Meet Our Chief Executive Officer: Danielle CarnivalSeptember 22, 2019
I AM ALS.
The ALS community – patients, caregivers, researchers, clinicians, advocates and friends – are joined together by this disease that takes away so much from so many. It robs us of movement, moments, and years and decades of memories never realized.
The vast majority of those in this fight never wanted to be a part of it. When ALS entered your lives it was a strange set of letters—letters that no one wants to hear. Although I have not stood in that moment of receiving an ALS diagnosis, I am joining this fight because I believe in your collective mission, to end this disease. I am joining because I believe that no family should ever be faced with a doctor telling them, “You have ALS and there is nothing we can do to help you.” I am joining because I believe that this is a moment where we can reimagine how we take on disease...and even win. I am joining because I am inspired by you, driven by you, and ready to bring urgency to the search for treatments and cures that evaded us for far too long. I am joining because I have hope.
I feel honored to be joining this movement at this time. I stand committed to leveraging my education and experience and the power of the ALS community to do what we can together to make urgent progress.
I earned my Ph.D. in Neuroscience because I couldn’t imagine a more interesting thing in the universe to understand than the brain and nervous system that controls our every thought, our ability to connect to one another, and our movement through the world. I wanted to contribute to human understanding of what I find to be the most interesting frontier. What I learned was that too little is being done to combat disorders and diseases of the nervous system – in many cases, we aren’t able to effectively transfer new knowledge and understanding to new treatments that matter to patients. Together, we can and will change that.
After grad school, I spent nearly seven years at the White House impacting policy and program changes within the federal government and with private, non-profit, and academic partners. At the White House Office of Science and Technology Policy, I applied these tools to improve biomedical research, to increase opportunities for excellent science, technology, engineering, and mathematics (STEM) learning, and to expand women and minorities underrepresented in STEM, succeeding in STEM careers.

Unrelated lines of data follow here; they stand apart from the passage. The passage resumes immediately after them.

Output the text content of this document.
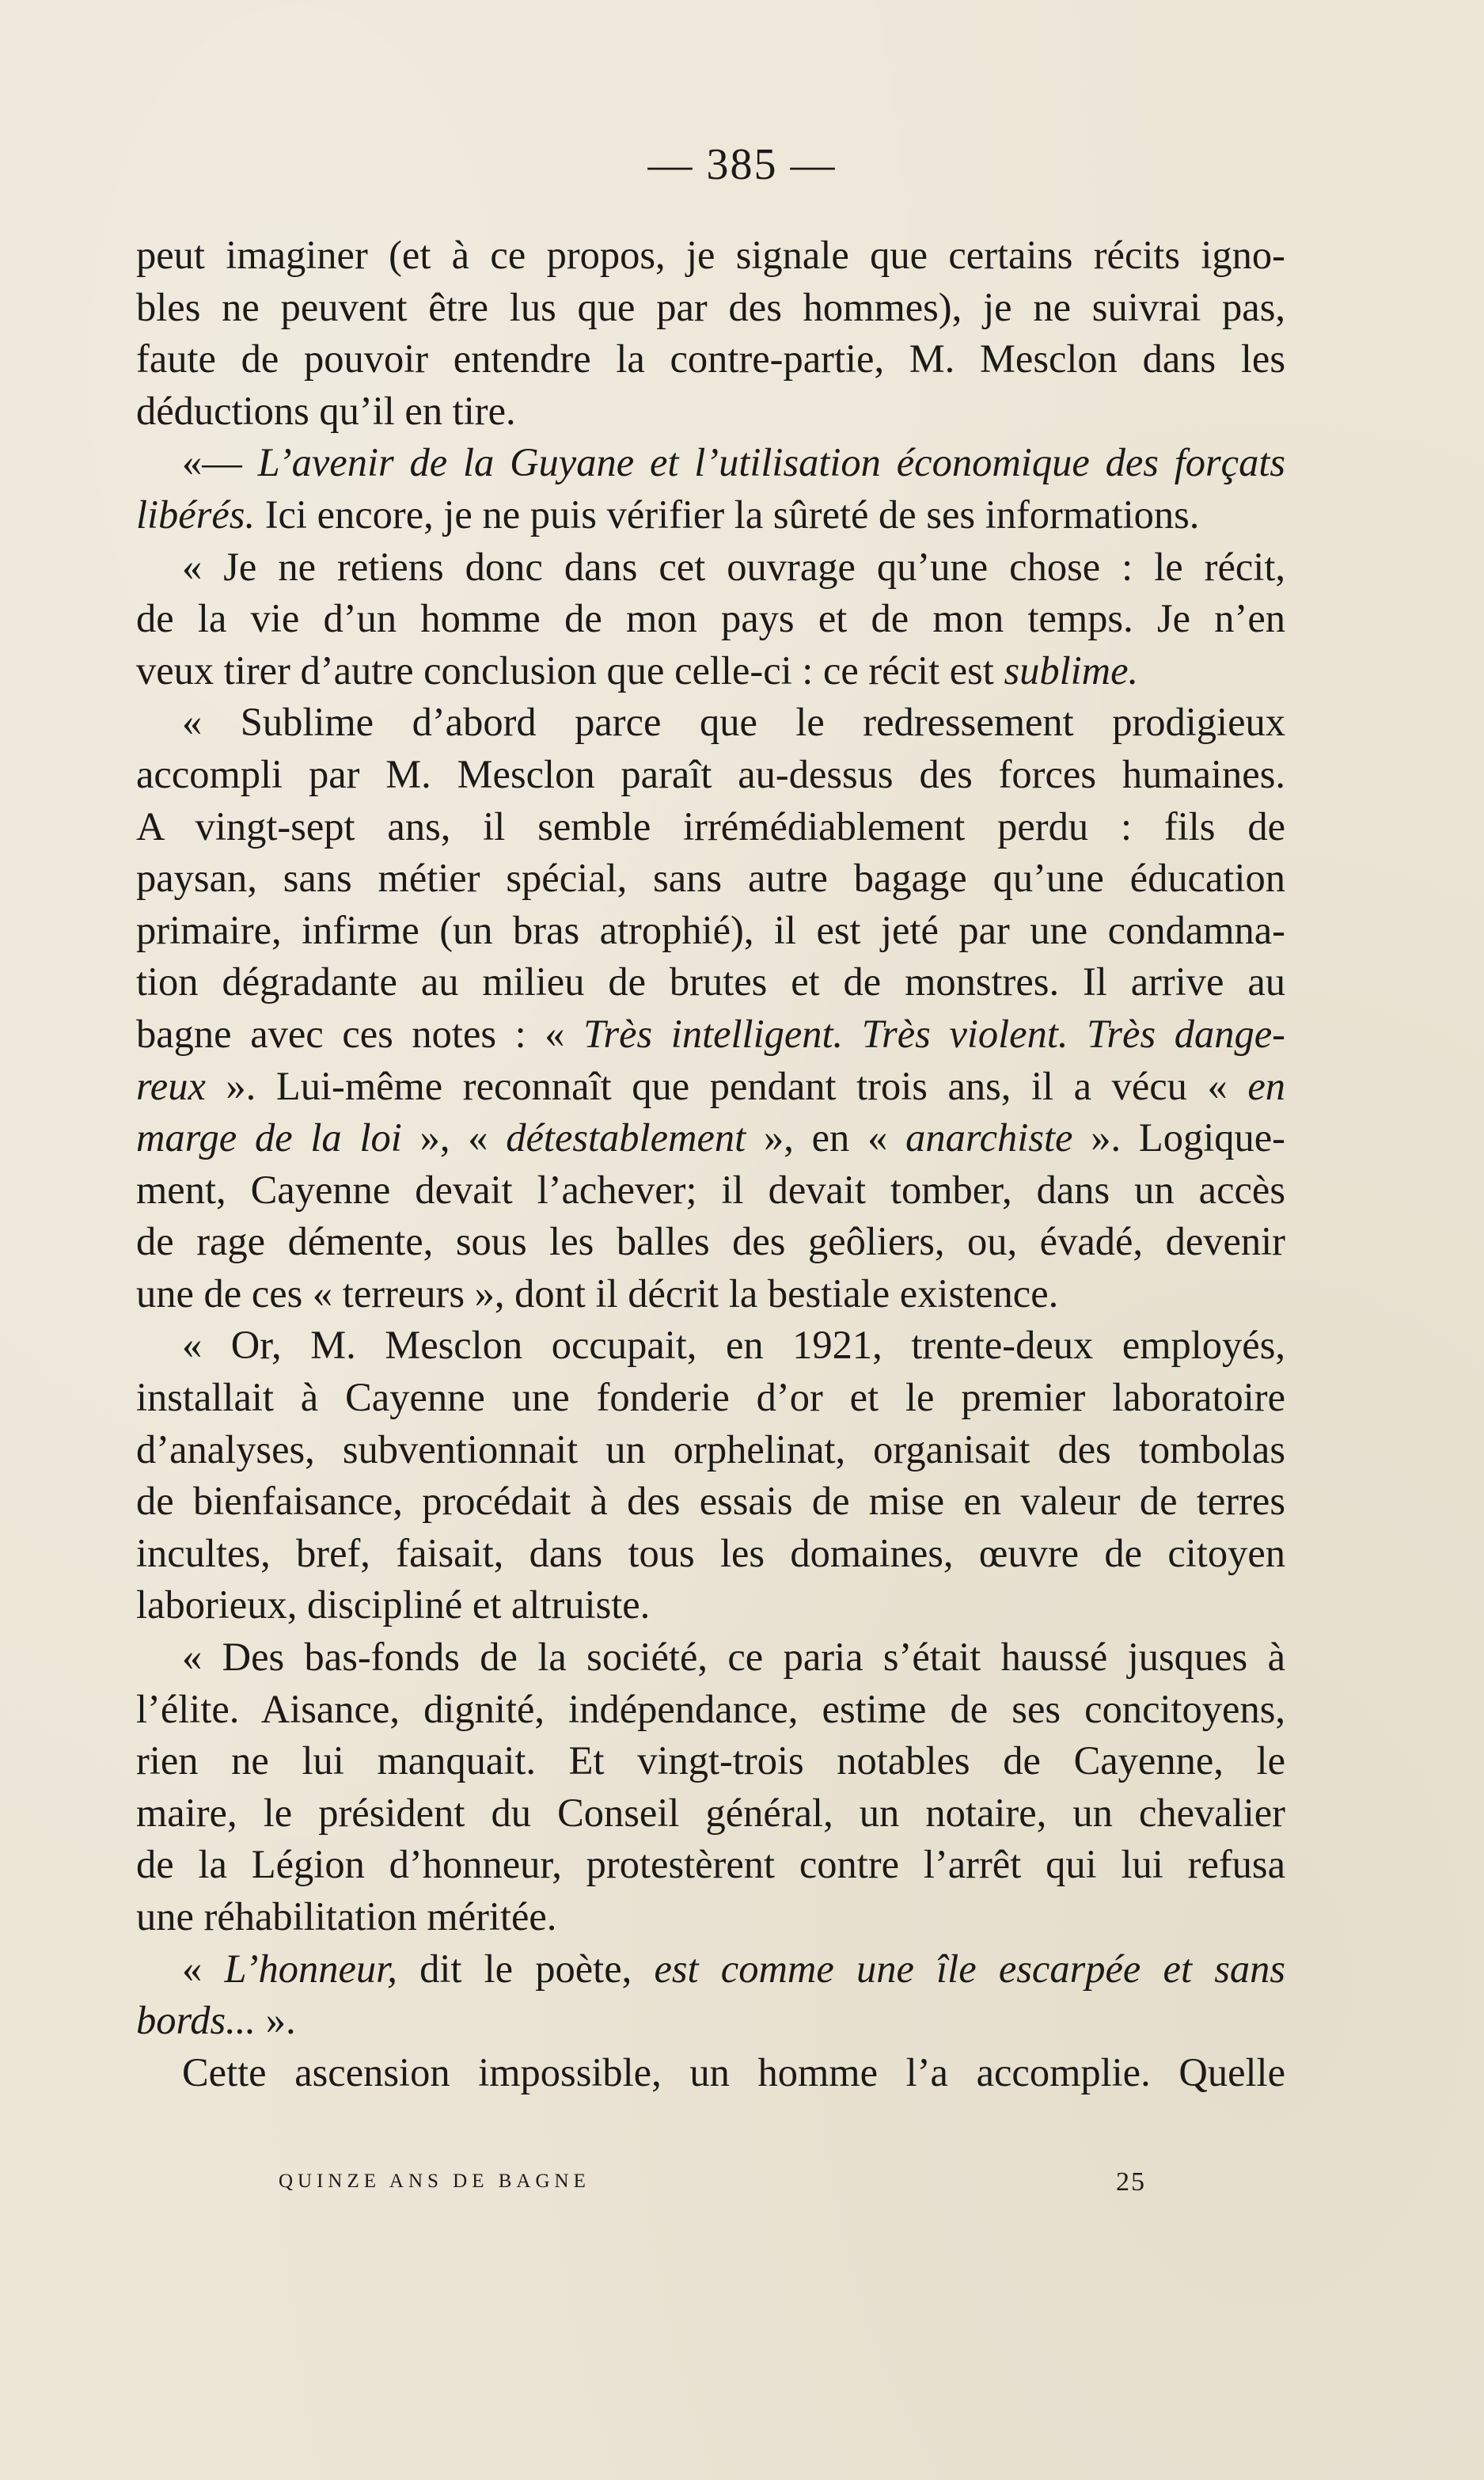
— 385 —

peut imaginer (et à ce propos, je signale que certains récits igno-
bles ne peuvent être lus que par des hommes), je ne suivrai pas,
faute de pouvoir entendre la contre-partie, M. Mesclon dans les
déductions qu’il en tire.

«— L’avenir de la Guyane et l’utilisation économique des forçats
libérés. Ici encore, je ne puis vérifier la sûreté de ses informations.

« Je ne retiens donc dans cet ouvrage qu’une chose : le récit,
de la vie d’un homme de mon pays et de mon temps. Je n’en
veux tirer d’autre conclusion que celle-ci : ce récit est sublime.

« Sublime d’abord parce que le redressement prodigieux
accompli par M. Mesclon paraît au-dessus des forces humaines.
A vingt-sept ans, il semble irrémédiablement perdu : fils de
paysan, sans métier spécial, sans autre bagage qu’une éducation
primaire, infirme (un bras atrophié), il est jeté par une condamna-
tion dégradante au milieu de brutes et de monstres. Il arrive au
bagne avec ces notes : « Très intelligent. Très violent. Très dange-
reux ». Lui-même reconnaît que pendant trois ans, il a vécu « en
marge de la loi », « détestablement », en « anarchiste ». Logique-
ment, Cayenne devait l’achever; il devait tomber, dans un accès
de rage démente, sous les balles des geôliers, ou, évadé, devenir
une de ces « terreurs », dont il décrit la bestiale existence.

« Or, M. Mesclon occupait, en 1921, trente-deux employés,
installait à Cayenne une fonderie d’or et le premier laboratoire
d’analyses, subventionnait un orphelinat, organisait des tombolas
de bienfaisance, procédait à des essais de mise en valeur de terres
incultes, bref, faisait, dans tous les domaines, œuvre de citoyen
laborieux, discipliné et altruiste.

« Des bas-fonds de la société, ce paria s’était haussé jusques à
l’élite. Aisance, dignité, indépendance, estime de ses concitoyens,
rien ne lui manquait. Et vingt-trois notables de Cayenne, le
maire, le président du Conseil général, un notaire, un chevalier
de la Légion d’honneur, protestèrent contre l’arrêt qui lui refusa
une réhabilitation méritée.

« L’honneur, dit le poète, est comme une île escarpée et sans
bords... ».

Cette ascension impossible, un homme l’a accomplie. Quelle

QUINZE ANS DE BAGNE	25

As part of the development and leadership of the White House Cancer Moonshot, I helped lead an effort and team to double the rate of progress to improve cancer prevention, early detection, research, treatment, and care. And as Vice President of the Biden Cancer Initiative, I led the organization’s strategic programs, policies, and priorities to catalyze efforts to bring urgency to improving cancer patient experiences and outcomes — and we made real progress.
Along the way, I was a caregiver for a loved one facing a devastating, terminal diagnosis. Looking back, I recognize that I was lost and lacking the information and tools to feel capable of doing anything to improve the situation my family was plunged into. Knowing what I know now, I would have been more frustrated, I would have been more empowered, and, yes, I even would have been more hopeful for what was possible. By increasing access to information and expediting progress, we can prevent similar feelings of hopelessness in current and future families facing ALS. We can and must do better.
I come to the role of CEO ready for the work ahead. I look forward to hearing from all of you. I am eager to work together to realize a new reality for ALS patients and to change how we unite to combat disease. I believe we can deliver on the hope felt by the ALS community to make real the day we can look at a pALS and say “she had ALS.”
I AM ALS. From this day until we have cures.